Thursday, November 26, 2020

interviews & ethnography; cf. the graffiti one

Oldenhof, L., Postma, J., & Putters, K. (2014). On justification work: How compromising enables public managers to deal with conflicting values. Public Administration Review, 74(1), 52-63. doi:10.1111/puar.12153

§

This one did a good job explaining objects. 

It also dealt with the fact that a compromise can take place within the same OOW? Or rather, that conflict can arise within the same OOW. See the graffiti article I think.

You kept thinking of Ahmed and "diversity work."

Sustainability. This one also has a so what? answer. 
Although previous research has shown that value conflicts can be avoided by creating a separation or "firewall" (Jacobs 1994; Stewart 2006; Thacher and Rein 2004), it is questionable whether decoupling mechanisms are sustainable in the long run (Haack, Schoeneborn and Wickert 2012; Sandholtz 2012; Steenhuisen 2009). The empirical analysis suggests that public managers can use compromises as a more durable strategy to cope with value conflicts, which broadens the scope of the strategies described so far in the literature, such as cycling, firewalls, and bias (Stewart 2006; Thacher and Rein 2004). 

Very Spinuzzi-ish, in a way in the qualitative research sense. 

You keep coming back to how clunky this framework is. It gives the research a task, gives him something to look for (it's a schema), but you end up reading what you started with.

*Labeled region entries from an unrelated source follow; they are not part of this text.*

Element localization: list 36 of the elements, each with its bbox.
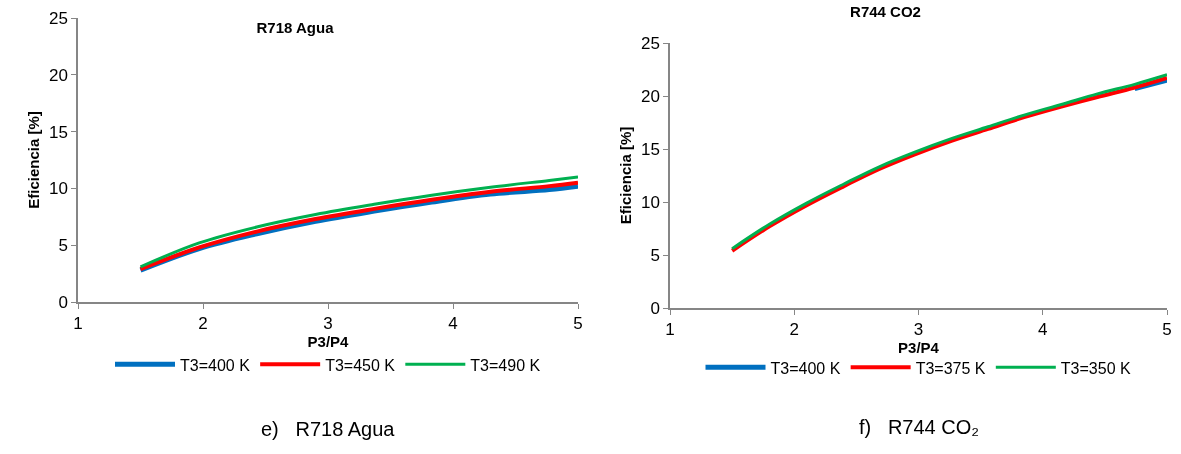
x-tick-label: 2 [198,314,208,334]
x-tick-label: 1 [73,314,83,334]
x-tick-label: 3 [323,314,333,334]
y-tick-label: 15 [640,139,660,159]
x-tick-label: 1 [665,320,675,340]
y-tick-label: 5 [58,236,68,256]
y-axis-title: Eficiencia [%] [616,126,634,225]
x-axis-title: P3/P4 [898,339,940,357]
y-tick-label: 25 [640,33,660,53]
legend-label: T3=400 K [180,356,251,374]
y-tick-label: 25 [48,8,68,28]
y-tick-label: 0 [650,298,660,318]
x-tick-label: 5 [573,314,583,334]
legend-label: T3=375 K [915,359,986,377]
chart-title: R718 Agua [256,19,335,37]
y-tick-label: 15 [48,122,68,142]
x-tick-label: 3 [913,320,924,340]
y-tick-label: 20 [640,86,660,106]
y-axis-title: Eficiencia [%] [24,111,42,209]
legend-label: T3=350 K [1060,359,1131,377]
y-tick-label: 10 [640,192,660,212]
text: f) R744 CO₂ [859,416,980,438]
x-axis-title: P3/P4 [307,333,350,351]
x-tick-label: 2 [789,320,799,340]
chart-title: R744 CO2 [850,3,921,21]
text: e) R718 Agua [261,418,396,440]
legend-label: T3=450 K [325,356,396,374]
y-tick-label: 20 [48,65,68,85]
x-tick-label: 4 [448,314,458,334]
x-tick-label: 5 [1162,320,1172,340]
x-tick-label: 4 [1038,320,1048,340]
y-tick-label: 0 [58,292,68,312]
legend-label: T3=400 K [770,359,841,377]
y-tick-label: 5 [650,245,660,265]
y-tick-label: 10 [48,179,68,199]
legend-label: T3=490 K [470,356,541,374]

It's like you're closely reading yourself. 

You seriously said this in an email to Spinuzzi. 
However, Boltanski and Thévenot note that "the competence to make an agreement is not a uniquely linguistic competence" (2000, 212). People also make compromises with the construction and arrangement of objects. Objects are important as "every principle of justice is associ ated with a universe of objects that constitute a coherent world" (Boltanski and Thévenot 2000, 213). They have the potential to tie ill-suited elements together and solidify compromises. For example, Thévenot (2002) shows that compromises between market, civic, and domestic justifications can be incorporated in the design and construction of a new road.

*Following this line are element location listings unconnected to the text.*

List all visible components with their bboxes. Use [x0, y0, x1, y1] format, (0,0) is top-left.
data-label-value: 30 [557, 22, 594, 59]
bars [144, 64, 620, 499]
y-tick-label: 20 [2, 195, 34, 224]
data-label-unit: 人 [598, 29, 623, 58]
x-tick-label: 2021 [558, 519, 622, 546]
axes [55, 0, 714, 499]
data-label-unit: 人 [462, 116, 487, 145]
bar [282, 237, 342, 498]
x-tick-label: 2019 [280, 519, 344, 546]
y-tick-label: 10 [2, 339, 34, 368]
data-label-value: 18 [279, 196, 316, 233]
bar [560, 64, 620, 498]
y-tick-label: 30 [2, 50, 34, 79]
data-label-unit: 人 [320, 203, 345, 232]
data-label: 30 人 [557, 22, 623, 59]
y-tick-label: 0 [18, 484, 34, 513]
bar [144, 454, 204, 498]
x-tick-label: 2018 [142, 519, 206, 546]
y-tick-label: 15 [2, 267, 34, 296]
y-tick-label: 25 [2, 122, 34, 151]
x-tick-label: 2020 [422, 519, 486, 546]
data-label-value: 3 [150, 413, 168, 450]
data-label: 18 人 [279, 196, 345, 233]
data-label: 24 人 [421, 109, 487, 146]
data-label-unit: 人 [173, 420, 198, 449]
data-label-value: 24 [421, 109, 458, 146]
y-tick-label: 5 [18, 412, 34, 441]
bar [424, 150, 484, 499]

Their interview questions weren't too intense. They seemed to be reading justifications out of normal language. 

Objects. 
When justifying, people "extract themselves from the immediate situation and rise to a level of generality' (Boltanski and Thévenot 2000, 213). In this process, people attach certain worth to persons and objects. For example, an object such as a house can be endowed a different worth in each justification. The justification of the market sees a house as a good that can be traded for money, whereas the domestic justification sees it as a place where family life takes place. Similarly, people can be endowed with different values, such as consumers, citizens, or producers.